While some New Yorkers may have been lulled by a recent small dip in rental prices, the city’s long term housing market is still grim. A new report published this month by the Regional Plan Association demonstrates just how urgent the situation remains.

The report, which examines census tracts that are at risk of displacement by escalating housing costs, finds that 70% of the census tracts in the Bronx are at risk of displacement as the borough’s dense, walkable neighborhoods become attractive to wealthier residents who themselves are being squeezed out of pricier neighborhoods in Manhattan, Brooklyn and Queens.

The other boroughs aren’t far behind. In Brooklyn, 51% of the census tracts were at risk for displacement, while the figures were 31% for Manhattan and Queens, respectively.

While the city touts the creation or preservation of about 20,000 affordable units in 2016, no small feat, it’s worth noting the massive scale of building required to mitigate the city’s affordability crisis. The report estimates that there are 1.4 million households within the tracts at risk; the mayor’s plan to create or preserve, 200,000 units of affordable housing is akin to building a sand castle in the face of a tidal wave.
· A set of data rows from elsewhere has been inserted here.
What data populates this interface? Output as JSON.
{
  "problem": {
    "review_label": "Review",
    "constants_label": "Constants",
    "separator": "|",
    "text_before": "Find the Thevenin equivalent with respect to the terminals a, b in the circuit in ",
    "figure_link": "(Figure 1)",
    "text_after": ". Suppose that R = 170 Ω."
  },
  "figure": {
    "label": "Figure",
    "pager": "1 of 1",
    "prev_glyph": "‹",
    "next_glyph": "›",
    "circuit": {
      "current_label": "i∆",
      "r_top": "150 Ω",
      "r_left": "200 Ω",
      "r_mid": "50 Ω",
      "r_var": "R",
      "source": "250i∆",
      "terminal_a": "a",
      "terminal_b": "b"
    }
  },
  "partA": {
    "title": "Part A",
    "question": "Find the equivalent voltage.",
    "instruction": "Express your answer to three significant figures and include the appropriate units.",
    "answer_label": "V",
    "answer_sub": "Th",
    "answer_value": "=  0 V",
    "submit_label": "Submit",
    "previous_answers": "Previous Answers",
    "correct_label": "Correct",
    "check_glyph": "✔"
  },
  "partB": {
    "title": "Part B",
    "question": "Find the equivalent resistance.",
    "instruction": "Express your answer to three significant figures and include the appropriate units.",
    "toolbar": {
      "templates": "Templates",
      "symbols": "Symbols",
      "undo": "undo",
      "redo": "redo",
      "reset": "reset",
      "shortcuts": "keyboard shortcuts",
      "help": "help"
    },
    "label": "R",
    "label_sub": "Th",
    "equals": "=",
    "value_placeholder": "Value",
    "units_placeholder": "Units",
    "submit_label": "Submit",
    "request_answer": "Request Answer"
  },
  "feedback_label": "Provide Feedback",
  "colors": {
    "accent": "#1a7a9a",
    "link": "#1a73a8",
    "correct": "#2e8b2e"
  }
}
Building 80,000 units and keeping another 120,000 from going market-rate is laudable, but not close to being enough.

The problem will only become more acute if population growth projections come to fruition; the city is expected to grow by a half a million people over the next 20 years.
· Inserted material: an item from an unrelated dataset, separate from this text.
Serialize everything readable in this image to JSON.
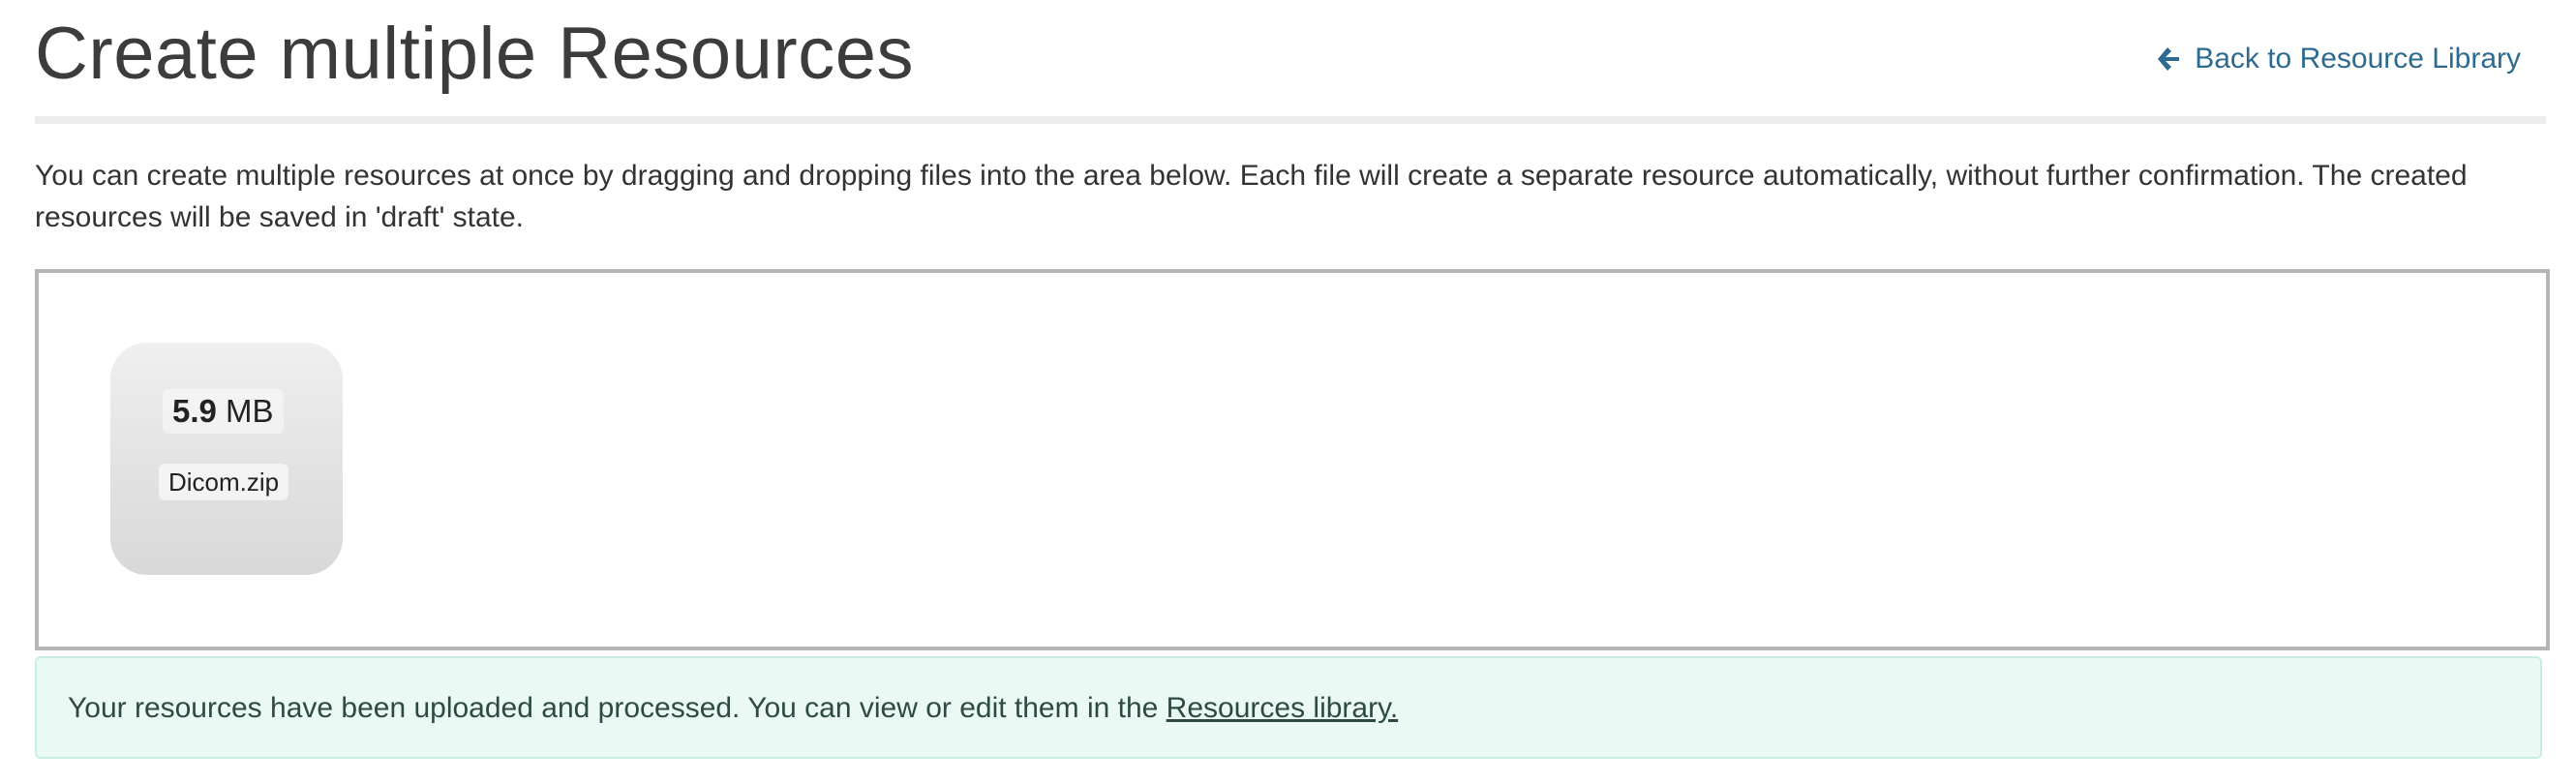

I will write more about this over the next few weeks and months, but to fully ensure that there are enough affordable homes for all, city planners will need to remake the city; adding more than a million units of affordable housing and the transportation, educational and other ancillary infrastructures to support this development.

With researchers and advocates sounding the alarm bells, the time for bold planning on New York’s future is now, it will be too late tomorrow.